Tedford needed to trust his running backs on 4th-and-short and pull the plug on his kicker when he had already missed from that distance—twice. They would have converted by way of Bigelow, Sofele, Anderson or even Maynard on a draw. The QB already had run one in for a score earlier in the quarter.
At the very least, D’Amato could have attempted a much more manageable field goal with a few more yards gained.
Was Cal blowing its coverage assignments on the game-winning 72-yard touchdown pass to Devin Smith acceptable? Absolutely not.
Was Maynard’s interception on the potential game-tying drive okay either? Not at all.
However, neither the defense nor Maynard should have been in their respective positions in the first place. Both did their job, while both Tedford and D’Amato failed to do theirs.
That said, the "winner" in the headline of this slide may need an asterisk based off the final score of the game.
The Cal Bears are down—and potentially out for the season.
This was an absolutely gut wrenching loss in the early part of the 2012 campaign.
Cal had just recovered from an opening game loss with a romp over Southern Utah in Week 2.
Now in the third week, it had one of its toughest, if not most challenging matchup of the season. It had to travel to the Ohio State and square off against the 12th-ranked team with an explosive offense.
All signs pointed to a total blowout, but Cal utterly scoffed at the notion. They were primed to attain glory in an upset fashion and would have done so if a kicker had simply done his job.
Three missed field goals transformed into successful conversions would have made the score 37-35 in favor of the road team.
But revisionist history cannot help the Golden Bears at this time.
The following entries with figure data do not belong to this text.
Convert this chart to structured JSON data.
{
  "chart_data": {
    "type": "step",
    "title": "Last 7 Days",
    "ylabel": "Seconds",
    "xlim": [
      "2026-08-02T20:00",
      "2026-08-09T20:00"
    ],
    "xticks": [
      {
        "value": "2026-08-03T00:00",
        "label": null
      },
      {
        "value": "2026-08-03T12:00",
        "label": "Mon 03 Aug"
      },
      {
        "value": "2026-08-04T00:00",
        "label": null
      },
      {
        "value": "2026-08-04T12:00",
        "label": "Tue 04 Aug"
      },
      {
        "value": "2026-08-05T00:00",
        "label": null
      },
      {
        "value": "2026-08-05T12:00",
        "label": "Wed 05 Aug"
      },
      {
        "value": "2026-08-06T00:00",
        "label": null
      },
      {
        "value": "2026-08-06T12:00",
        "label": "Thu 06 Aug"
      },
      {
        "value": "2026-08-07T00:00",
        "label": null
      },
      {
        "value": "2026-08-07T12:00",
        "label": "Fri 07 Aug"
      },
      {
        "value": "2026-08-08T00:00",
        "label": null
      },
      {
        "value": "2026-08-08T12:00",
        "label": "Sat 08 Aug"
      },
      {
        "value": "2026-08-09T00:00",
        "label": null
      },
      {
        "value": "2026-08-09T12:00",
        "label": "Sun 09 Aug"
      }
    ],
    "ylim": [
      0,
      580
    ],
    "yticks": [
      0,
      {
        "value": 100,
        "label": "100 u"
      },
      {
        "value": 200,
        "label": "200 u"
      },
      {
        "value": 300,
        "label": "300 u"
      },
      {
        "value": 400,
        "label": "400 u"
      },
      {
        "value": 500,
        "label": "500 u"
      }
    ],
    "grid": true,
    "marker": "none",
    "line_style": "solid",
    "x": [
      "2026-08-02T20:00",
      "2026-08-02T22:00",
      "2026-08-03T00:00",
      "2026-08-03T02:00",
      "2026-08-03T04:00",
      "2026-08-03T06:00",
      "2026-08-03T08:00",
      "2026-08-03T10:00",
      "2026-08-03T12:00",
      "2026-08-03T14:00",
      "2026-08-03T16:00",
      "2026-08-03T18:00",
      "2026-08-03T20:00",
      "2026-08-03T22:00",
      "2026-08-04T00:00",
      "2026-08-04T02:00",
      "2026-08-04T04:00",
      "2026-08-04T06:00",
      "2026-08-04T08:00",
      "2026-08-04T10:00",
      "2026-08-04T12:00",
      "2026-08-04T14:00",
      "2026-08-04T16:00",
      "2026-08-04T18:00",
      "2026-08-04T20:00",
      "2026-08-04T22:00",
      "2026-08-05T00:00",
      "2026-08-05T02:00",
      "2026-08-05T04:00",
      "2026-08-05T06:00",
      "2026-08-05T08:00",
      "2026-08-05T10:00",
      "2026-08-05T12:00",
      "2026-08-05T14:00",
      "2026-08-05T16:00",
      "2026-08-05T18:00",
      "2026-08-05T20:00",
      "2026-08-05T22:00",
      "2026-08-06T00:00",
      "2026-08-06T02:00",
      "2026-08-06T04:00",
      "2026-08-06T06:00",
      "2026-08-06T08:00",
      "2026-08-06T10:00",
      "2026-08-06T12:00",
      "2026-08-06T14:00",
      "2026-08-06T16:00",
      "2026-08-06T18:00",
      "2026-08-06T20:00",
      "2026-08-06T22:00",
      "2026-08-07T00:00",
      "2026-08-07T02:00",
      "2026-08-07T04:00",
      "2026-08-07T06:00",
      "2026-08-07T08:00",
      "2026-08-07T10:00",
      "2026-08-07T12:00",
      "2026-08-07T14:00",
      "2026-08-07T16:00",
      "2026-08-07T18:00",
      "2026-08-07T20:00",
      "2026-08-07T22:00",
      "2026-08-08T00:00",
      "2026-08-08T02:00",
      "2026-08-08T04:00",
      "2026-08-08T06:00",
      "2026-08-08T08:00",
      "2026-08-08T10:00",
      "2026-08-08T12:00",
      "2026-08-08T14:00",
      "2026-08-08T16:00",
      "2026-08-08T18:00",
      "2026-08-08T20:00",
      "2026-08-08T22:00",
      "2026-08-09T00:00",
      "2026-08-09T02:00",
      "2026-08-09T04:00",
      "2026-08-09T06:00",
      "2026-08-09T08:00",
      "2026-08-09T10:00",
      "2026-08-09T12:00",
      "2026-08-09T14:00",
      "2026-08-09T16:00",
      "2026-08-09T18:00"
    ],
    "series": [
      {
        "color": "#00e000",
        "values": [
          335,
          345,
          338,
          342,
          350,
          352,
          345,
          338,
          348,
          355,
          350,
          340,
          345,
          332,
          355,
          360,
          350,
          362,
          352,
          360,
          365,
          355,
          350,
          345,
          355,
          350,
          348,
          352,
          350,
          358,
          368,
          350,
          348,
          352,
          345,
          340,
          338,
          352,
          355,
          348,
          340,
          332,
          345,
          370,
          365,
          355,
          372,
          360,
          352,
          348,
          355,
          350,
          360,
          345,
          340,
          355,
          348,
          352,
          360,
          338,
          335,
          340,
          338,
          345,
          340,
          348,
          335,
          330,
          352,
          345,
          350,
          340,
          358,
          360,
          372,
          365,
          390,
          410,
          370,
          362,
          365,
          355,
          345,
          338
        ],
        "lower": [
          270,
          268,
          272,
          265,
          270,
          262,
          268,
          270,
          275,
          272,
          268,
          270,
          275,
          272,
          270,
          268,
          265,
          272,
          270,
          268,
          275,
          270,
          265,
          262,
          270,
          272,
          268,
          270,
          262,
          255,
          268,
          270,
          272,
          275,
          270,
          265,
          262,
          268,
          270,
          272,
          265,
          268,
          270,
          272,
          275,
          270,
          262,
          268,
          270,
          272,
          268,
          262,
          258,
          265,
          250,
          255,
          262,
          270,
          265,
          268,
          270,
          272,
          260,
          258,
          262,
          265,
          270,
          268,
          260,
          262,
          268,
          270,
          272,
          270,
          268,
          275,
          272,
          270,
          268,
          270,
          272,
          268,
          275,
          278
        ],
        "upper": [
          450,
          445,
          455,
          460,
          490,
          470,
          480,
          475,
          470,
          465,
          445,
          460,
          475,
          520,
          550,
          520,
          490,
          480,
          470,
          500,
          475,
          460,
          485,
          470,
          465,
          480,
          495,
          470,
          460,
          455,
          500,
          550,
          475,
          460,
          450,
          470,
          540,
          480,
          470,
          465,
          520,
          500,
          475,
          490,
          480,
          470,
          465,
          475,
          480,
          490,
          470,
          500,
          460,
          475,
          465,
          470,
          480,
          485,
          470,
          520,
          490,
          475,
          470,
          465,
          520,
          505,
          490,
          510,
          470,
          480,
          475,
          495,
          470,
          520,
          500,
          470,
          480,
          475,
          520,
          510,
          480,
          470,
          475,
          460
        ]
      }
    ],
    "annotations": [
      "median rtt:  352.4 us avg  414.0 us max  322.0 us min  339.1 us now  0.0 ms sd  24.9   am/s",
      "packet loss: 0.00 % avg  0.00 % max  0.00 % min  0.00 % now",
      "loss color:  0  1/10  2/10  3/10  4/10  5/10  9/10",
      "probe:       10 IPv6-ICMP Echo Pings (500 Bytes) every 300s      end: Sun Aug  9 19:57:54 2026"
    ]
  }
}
They must now travel to USC, their archrival and former No. 2 team in the nation (now No. 12). The Trojans are seething from their unexpected defeat at Stanford and will be firing on all cylinders.
Cal will lose their first Pac-12 matchup of the season. It then goes through a relative murderer’s row of underrated squads in Arizona State and Washington State, mixed in with games against top-20 teams in UCLA and Stanford.
It would be lucky to emerge 1-3 in those games. At the very best, Cal will be 2-6 on the season with a 1-4 record against its division opponents.
Unfortunately, there is a little chance that the Cal Bears will reverse their fate.
The 2012 season will be a lost cause.